W.W. Updike and Blake, for the defendant, cited Commonwealth v. Harvey, 1 Gray, 487-489.
J.B. Kimball, attorney-general. The charge of the court was correct; it having been proved by the testimony of witnesses sworn on behalf of the state, that the bar-room was hired and occupied by the defendant, and also, by the admissions of the defendant, that he had a place of business at the shop or bar-room in question. The presumption is, that whatever was done by defendant's wife, at said shop or bar-room, in the course of the business usually carried on there, was done by direction of and in behalf of her husband.
The evidence before the jury was certainly such, that they might well infer from it, that the store and bar-room were kept by the wife under the direction and in behalf of her husband, the defendant. Had the judge confined himself to expressing this opinion merely, leaving the jury, however, at liberty to draw their own inference in this respect from the evidence submitted to them, we should not deem such expression of opinion the proper subject of an exception, even though we might differ from him in his conclusion. The point of the objection to his instruction to the jury here is, that, as he states, he instructed them "that it should be presumed that the wife kept the store by the direction and in behalf of her husband," without more; which well might be construed by the jury to mean, that they were not at liberty to draw their own inference in this respect from the evidence before them, but were bound to adopt, as a matter of law, the presumption stated in the charge of the court.

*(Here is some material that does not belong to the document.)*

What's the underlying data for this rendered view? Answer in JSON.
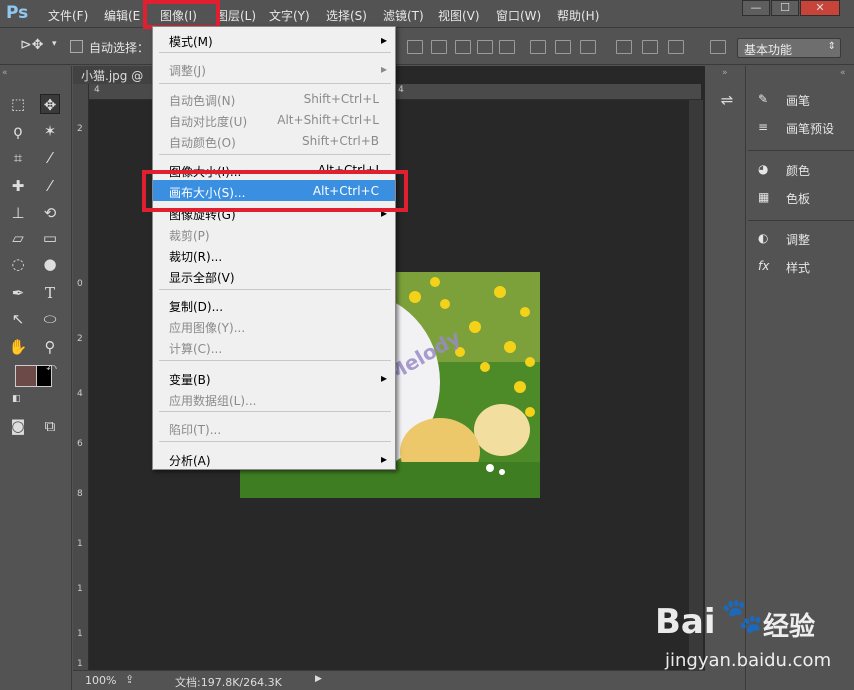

It is quite possible, after all, that this appears in consequence of an incautious allowance of this bill of exceptions, rather than is justified by anything which actually took place at the trial. Taking, however, as we must, the bill of exceptions as allowed, the instruction might reasonably have been understood by the jury to be imperative upon them, as to the above inference of fact; and a new trial is therefore allowed the defendant, at the ensuing term of the court of common pleas for the county of Providence.